21.2.09

Les moments doux

On sait bien qu'on dit des choses de soi chez le coiffeur qu'on ne dit pas facilement ailleurs.

"En japonais, quand il se produit un événement très important, on dit : cela ne peut pas faire une histoire. Comme si ce que l'on vivait était en soi inexprimable sinon dans des termes déjà acceptés par le corps social. Une phrase par exemple qui commence par : "j'ai perdu un enfant" doit nécessairement continuer ainsi : "c'est une expérience douloureuse, terrible". Le travail de la littérature consiste à casser ces signes codés ou du moins à les éviter.

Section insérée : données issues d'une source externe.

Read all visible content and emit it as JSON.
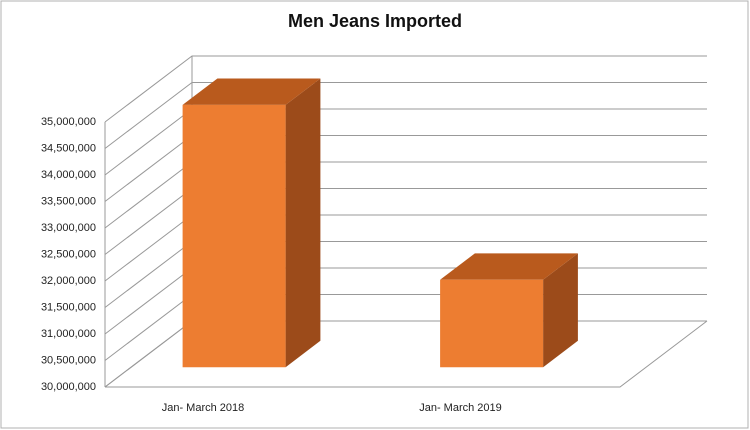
{
  "chart_data": {
    "type": "bar3d",
    "title": "Men Jeans Imported",
    "categories": [
      "Jan- March 2018",
      "Jan- March 2019"
    ],
    "values": [
      34950000,
      31650000
    ],
    "color": "#ed7d31",
    "ylim": [
      30000000,
      35000000
    ],
    "yticks": [
      {
        "value": 30000000,
        "label": "30,000,000"
      },
      {
        "value": 30500000,
        "label": "30,500,000"
      },
      {
        "value": 31000000,
        "label": "31,000,000"
      },
      {
        "value": 31500000,
        "label": "31,500,000"
      },
      {
        "value": 32000000,
        "label": "32,000,000"
      },
      {
        "value": 32500000,
        "label": "32,500,000"
      },
      {
        "value": 33000000,
        "label": "33,000,000"
      },
      {
        "value": 33500000,
        "label": "33,500,000"
      },
      {
        "value": 34000000,
        "label": "34,000,000"
      },
      {
        "value": 34500000,
        "label": "34,500,000"
      },
      {
        "value": 35000000,
        "label": "35,000,000"
      }
    ],
    "grid": true
  }
}
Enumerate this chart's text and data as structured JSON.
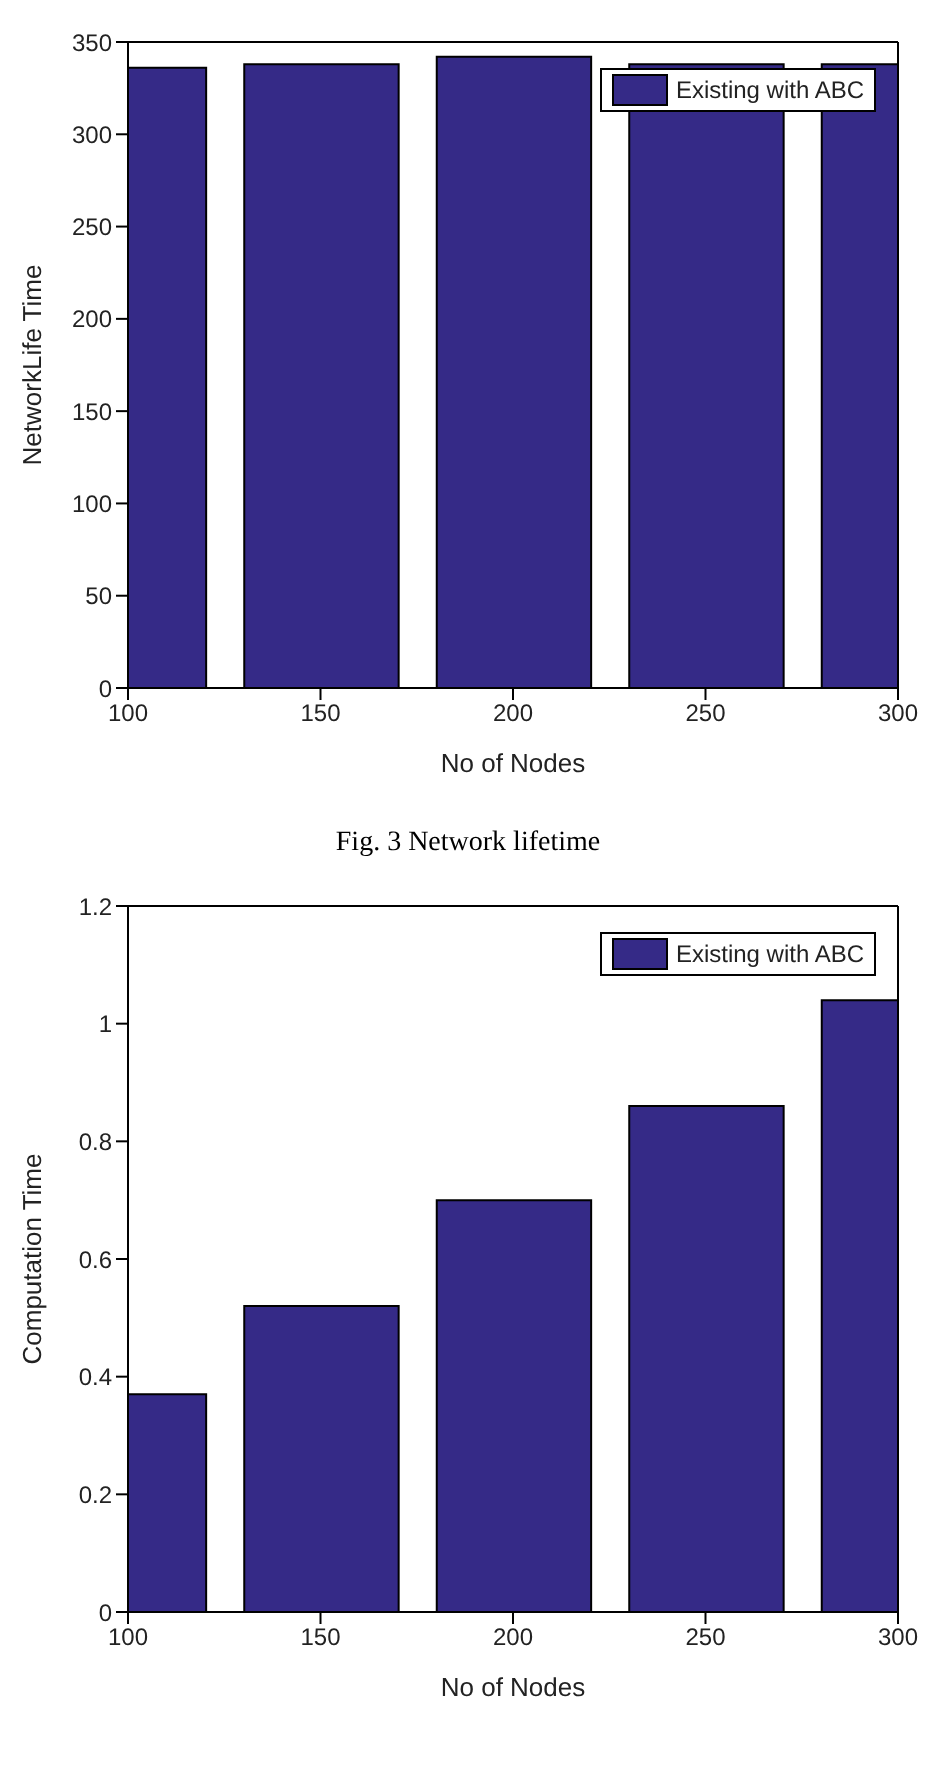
{
  "chart_data": [
    {
      "type": "bar",
      "xlabel": "No of Nodes",
      "ylabel": "NetworkLife Time",
      "annotations": [
        "Fig. 3 Network lifetime"
      ],
      "x": [
        100,
        150,
        200,
        250,
        300
      ],
      "xlim": [
        100,
        300
      ],
      "xticks": [
        100,
        150,
        200,
        250,
        300
      ],
      "ylim": [
        0,
        350
      ],
      "yticks": [
        0,
        50,
        100,
        150,
        200,
        250,
        300,
        350
      ],
      "legend": "top right",
      "series": [
        {
          "name": "Existing with ABC",
          "color": "#352a87",
          "values": [
            336,
            338,
            342,
            338,
            338
          ]
        }
      ]
    },
    {
      "type": "bar",
      "xlabel": "No of Nodes",
      "ylabel": "Computation Time",
      "x": [
        100,
        150,
        200,
        250,
        300
      ],
      "xlim": [
        100,
        300
      ],
      "xticks": [
        100,
        150,
        200,
        250,
        300
      ],
      "ylim": [
        0,
        1.2
      ],
      "yticks": [
        0,
        0.2,
        0.4,
        0.6,
        0.8,
        1,
        1.2
      ],
      "legend": "top right",
      "series": [
        {
          "name": "Existing with ABC",
          "color": "#352a87",
          "values": [
            0.37,
            0.52,
            0.7,
            0.86,
            1.04
          ]
        }
      ]
    }
  ]
}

Si je ne peux m'empêcher de relater ce type d'expérience, c'est surtout ma manière de lutter contre ces signes socialement acceptés. L'expérience fondamentale sera bien sûr d'essayer de cerner ce que l'on éprouve mais en tentant d'aller jusqu'au noyau du sens."
Tsushima Yûko. Entretien avec Philippe Forest in Pour un autre roman japonais.

J'aime mes conversations aléatoires.
J'aime aussi découvrir que ce que j'avais pris pour une parole personnelle et intime est, en fait, un lieu commun que n'importe quelle autre personne, dans la même conversation, m'aurait dite.
Qu'est-ce qui compte davantage ? L'intention du locuteur ou la façon dont son auditeur reçoit ses paroles ?
Il m'est parfois très doux et paisible de me reposer des mots auxquels, par ailleurs, ma vie est tellement attachée.
Je détesterais être anthropologue et faire de l'étranger un sujet d'étude plutôt que de pouvoir continuer à vivre ces instants vertigineux.
Ces instants où, tout à coup, nos différences se rappellent à moi, ces instants minuscules qui me permettent -même fugitivement- d'apercevoir des existences qui se passent de psychanalyse, qui ne connaissent pas la perpétuelle habitude de donner un avis personnel en toute circonstance et même quand personne ne le sollicite.
Ces instants de rencontre, au-delà des mots et des cultures.
Ces instants qui valent pour ce qu'ils sont, pas pour ce qui s'y dit.

Ma coiffeuse, en me tendant sa carte, a désigné le premier caractère de son prénom : "ça veut dire amour".
Combien de significations ce mot a-t-il dans le monde ?
Le sens que je lui donne, moi, va très bien à Aiko.

3 commentaires:

Anonyme a dit…

J'ai decouverts votre blog il y a quelques jours par hasard. Je vis moi -meme a Tokyo dans le quartier de yoyogi et je suis tres heureuse de trouver quelqu'un qui decrit et illustre si bien ces petits moments, hasards et surprises qui nous sont offerts par la vie Tokyoite bien loin des habituelles harajuku-girls et derniers produits sony.

Merci!

Dvorah a dit…

et merci encore de partager ces moments doux avec nous sur ce blog.

Tanguy de M a dit…

oui, je partage l'avis de Nora, moi qui viens de re-poser les pieds dans l'exagone, quittant cette ville que tu décris si bien et y ayant trouvé une partie de tout cela. Merci pour ton dernier mail auquel je répondrai (je voulais juste relire un peu ton blog et y reprendre quelques images afin de ne pas quitter trop vite cette endroit, bien qu'en France depuis trois heures seulement). Je te salut bien amicalement.